I've been reading a lot about how to start novels lately, it's a habit of mine, and how to introduce characters quickly and in such a way as to draw in the reader. And, I'm sorry to say, much of what I read is uninspiring. I don't mean to say that this should not be the aim of authors or that anyone who writes should not emulate those that are successful, but I worry that there has been a dumbing down of what we mean by this.
Swiftly put: I'm not at all convinced that some of the examples I've been reading do any of the jobs that people who quote them say they do. None of the 'great' openings by mainstream authors that I have read seem to do it terribly well, in fact, they instead seem to plumb for the long opening that leaves it until, say, the third or fourth page to draw the reader in. What do I mean? I mean authors that are famous enough to trade on their name tend to skimp on this art, because it's bloody hard to do, and these authors are the ones that get used by newbie writers and wannabe authors to explain what they mean. It does both sides something of a disservice.

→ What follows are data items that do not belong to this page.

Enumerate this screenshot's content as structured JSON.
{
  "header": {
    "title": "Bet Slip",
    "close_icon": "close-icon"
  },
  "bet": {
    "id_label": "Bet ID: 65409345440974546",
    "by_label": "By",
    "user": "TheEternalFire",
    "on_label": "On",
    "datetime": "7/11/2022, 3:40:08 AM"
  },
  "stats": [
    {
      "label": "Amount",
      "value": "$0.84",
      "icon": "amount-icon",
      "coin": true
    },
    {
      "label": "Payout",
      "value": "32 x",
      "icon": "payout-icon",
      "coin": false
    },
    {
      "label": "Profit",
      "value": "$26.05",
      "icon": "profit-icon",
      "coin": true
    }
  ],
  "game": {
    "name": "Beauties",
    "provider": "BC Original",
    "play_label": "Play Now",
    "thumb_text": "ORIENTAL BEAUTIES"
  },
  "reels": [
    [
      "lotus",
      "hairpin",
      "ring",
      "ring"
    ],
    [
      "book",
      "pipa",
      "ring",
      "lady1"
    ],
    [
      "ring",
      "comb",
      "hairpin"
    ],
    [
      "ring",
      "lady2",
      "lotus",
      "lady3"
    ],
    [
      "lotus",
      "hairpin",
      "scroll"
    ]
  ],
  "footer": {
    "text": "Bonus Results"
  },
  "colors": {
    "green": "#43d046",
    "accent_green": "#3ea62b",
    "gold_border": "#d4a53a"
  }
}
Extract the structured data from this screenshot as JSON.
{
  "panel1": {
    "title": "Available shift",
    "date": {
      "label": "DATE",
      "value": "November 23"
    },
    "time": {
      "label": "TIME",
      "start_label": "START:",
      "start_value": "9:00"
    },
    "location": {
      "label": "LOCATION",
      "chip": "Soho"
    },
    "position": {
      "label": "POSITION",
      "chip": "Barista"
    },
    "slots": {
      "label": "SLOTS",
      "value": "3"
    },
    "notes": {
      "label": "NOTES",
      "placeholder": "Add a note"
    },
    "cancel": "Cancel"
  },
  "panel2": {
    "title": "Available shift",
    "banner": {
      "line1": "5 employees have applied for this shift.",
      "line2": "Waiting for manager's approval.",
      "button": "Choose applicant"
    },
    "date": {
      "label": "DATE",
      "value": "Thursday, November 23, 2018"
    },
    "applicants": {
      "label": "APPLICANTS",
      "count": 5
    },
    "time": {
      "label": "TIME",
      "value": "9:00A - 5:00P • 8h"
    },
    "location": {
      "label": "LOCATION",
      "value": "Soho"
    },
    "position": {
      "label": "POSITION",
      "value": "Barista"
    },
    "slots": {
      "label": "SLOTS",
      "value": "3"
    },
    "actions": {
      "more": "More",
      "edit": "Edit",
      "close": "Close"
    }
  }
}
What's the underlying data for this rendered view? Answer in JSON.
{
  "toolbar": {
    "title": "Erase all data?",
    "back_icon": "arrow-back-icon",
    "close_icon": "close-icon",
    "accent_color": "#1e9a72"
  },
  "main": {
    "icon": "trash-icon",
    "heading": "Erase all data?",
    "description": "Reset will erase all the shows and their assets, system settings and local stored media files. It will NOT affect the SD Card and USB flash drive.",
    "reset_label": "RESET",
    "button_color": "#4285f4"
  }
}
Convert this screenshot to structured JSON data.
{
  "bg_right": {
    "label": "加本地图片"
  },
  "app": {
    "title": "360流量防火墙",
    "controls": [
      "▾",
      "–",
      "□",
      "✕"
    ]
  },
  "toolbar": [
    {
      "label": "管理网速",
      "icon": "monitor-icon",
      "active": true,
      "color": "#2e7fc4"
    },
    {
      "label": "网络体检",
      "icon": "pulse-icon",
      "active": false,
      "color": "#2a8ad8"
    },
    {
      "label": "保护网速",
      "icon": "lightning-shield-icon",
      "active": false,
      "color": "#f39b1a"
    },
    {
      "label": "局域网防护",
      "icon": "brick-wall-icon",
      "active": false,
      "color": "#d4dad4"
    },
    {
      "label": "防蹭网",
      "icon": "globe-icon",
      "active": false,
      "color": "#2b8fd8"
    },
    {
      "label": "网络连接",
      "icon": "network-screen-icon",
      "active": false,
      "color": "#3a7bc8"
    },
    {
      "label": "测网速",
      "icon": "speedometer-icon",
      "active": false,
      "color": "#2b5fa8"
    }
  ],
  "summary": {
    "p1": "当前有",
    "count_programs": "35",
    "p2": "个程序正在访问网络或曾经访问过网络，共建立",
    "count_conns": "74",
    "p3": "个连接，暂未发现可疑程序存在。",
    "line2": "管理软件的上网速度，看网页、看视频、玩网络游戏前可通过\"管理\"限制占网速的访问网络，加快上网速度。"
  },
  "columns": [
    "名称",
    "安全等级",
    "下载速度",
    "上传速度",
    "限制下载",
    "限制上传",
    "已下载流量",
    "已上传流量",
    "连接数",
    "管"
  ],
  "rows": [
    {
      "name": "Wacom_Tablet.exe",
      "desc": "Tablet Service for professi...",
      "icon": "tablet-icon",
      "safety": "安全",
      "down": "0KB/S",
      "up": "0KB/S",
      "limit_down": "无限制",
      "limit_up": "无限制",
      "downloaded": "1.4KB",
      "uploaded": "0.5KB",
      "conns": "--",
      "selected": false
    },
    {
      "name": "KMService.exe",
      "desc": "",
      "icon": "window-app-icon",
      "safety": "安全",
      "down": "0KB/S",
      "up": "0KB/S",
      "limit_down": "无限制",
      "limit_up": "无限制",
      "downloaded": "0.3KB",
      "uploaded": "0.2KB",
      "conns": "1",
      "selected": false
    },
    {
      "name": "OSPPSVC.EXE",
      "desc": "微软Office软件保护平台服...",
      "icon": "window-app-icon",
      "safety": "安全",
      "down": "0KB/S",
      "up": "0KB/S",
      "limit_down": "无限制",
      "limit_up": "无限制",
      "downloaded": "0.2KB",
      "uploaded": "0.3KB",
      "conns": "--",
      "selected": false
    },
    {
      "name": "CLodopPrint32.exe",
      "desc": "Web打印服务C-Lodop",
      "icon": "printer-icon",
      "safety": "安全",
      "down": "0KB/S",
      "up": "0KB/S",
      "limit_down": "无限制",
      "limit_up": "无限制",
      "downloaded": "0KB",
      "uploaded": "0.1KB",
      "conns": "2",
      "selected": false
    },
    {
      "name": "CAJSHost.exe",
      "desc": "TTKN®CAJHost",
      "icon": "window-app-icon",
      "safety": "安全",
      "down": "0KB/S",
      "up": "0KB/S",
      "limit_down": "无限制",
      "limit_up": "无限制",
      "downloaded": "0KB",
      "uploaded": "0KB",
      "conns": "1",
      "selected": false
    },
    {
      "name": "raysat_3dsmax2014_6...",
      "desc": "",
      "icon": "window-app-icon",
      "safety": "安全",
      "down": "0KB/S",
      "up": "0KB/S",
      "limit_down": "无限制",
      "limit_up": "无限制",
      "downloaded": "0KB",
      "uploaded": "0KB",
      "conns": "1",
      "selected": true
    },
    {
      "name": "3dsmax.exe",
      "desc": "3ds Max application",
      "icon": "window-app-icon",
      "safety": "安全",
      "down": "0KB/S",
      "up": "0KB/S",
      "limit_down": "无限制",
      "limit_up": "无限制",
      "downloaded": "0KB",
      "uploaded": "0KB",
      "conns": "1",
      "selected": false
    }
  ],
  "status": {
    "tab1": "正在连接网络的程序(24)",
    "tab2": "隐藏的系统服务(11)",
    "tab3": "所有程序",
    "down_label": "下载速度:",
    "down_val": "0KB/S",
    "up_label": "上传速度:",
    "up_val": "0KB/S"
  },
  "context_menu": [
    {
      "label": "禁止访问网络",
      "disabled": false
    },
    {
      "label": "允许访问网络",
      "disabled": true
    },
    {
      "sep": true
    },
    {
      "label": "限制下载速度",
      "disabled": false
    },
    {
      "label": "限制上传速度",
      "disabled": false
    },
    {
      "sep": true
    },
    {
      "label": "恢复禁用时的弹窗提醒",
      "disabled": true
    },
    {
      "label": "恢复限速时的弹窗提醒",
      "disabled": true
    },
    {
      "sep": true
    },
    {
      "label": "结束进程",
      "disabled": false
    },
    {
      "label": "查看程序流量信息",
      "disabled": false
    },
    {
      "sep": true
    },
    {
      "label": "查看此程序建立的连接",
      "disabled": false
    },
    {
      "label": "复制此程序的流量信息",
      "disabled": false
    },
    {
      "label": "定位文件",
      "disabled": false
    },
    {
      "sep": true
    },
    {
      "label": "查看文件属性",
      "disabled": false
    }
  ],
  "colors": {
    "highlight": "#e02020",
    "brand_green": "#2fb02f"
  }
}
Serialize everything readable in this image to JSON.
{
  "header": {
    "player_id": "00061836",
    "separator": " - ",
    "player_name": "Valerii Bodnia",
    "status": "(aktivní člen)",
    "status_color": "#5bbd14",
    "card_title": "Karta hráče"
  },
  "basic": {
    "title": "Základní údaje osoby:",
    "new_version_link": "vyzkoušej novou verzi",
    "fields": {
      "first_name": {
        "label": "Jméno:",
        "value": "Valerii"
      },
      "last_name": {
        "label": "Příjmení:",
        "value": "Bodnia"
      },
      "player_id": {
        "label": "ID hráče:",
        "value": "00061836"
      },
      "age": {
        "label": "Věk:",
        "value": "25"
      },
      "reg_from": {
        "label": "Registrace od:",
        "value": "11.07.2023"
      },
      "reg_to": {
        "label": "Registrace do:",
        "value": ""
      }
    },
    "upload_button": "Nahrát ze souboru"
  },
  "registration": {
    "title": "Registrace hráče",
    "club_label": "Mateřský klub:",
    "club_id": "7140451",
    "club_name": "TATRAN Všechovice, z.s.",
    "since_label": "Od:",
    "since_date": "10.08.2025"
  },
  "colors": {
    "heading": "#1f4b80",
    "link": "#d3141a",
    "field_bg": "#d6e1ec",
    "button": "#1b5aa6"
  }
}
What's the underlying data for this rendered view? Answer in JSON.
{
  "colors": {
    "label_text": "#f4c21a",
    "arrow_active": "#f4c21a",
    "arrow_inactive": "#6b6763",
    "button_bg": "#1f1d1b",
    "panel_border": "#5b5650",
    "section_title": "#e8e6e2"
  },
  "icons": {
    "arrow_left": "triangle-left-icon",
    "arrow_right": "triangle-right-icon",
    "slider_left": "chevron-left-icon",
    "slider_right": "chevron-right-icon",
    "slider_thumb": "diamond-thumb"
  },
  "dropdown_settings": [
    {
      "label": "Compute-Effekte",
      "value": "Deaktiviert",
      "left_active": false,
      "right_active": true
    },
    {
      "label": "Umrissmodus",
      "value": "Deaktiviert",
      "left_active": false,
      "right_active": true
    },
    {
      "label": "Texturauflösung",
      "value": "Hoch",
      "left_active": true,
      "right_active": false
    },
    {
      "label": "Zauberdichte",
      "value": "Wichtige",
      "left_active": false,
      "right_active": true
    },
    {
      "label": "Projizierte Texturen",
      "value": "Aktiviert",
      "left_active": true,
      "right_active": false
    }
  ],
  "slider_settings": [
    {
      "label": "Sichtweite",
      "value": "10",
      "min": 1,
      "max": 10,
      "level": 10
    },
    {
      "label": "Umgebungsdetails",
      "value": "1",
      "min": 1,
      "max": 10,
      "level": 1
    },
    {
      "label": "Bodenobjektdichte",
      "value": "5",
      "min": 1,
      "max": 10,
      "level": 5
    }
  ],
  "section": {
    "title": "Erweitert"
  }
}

My other thought, for my time is tight, is that the First World War nears a centenary and this will mean a sudden influx of books, films and plays about that area of history. My own novel may well be badly timed in this regard as there will be bigger names making plays at publishing for the next five years and many many unpublished authors also trying to get noticed with 'novel' takes on the First World War novel. Given that's what my own novel has become I'm not certain that it would get noticed at all.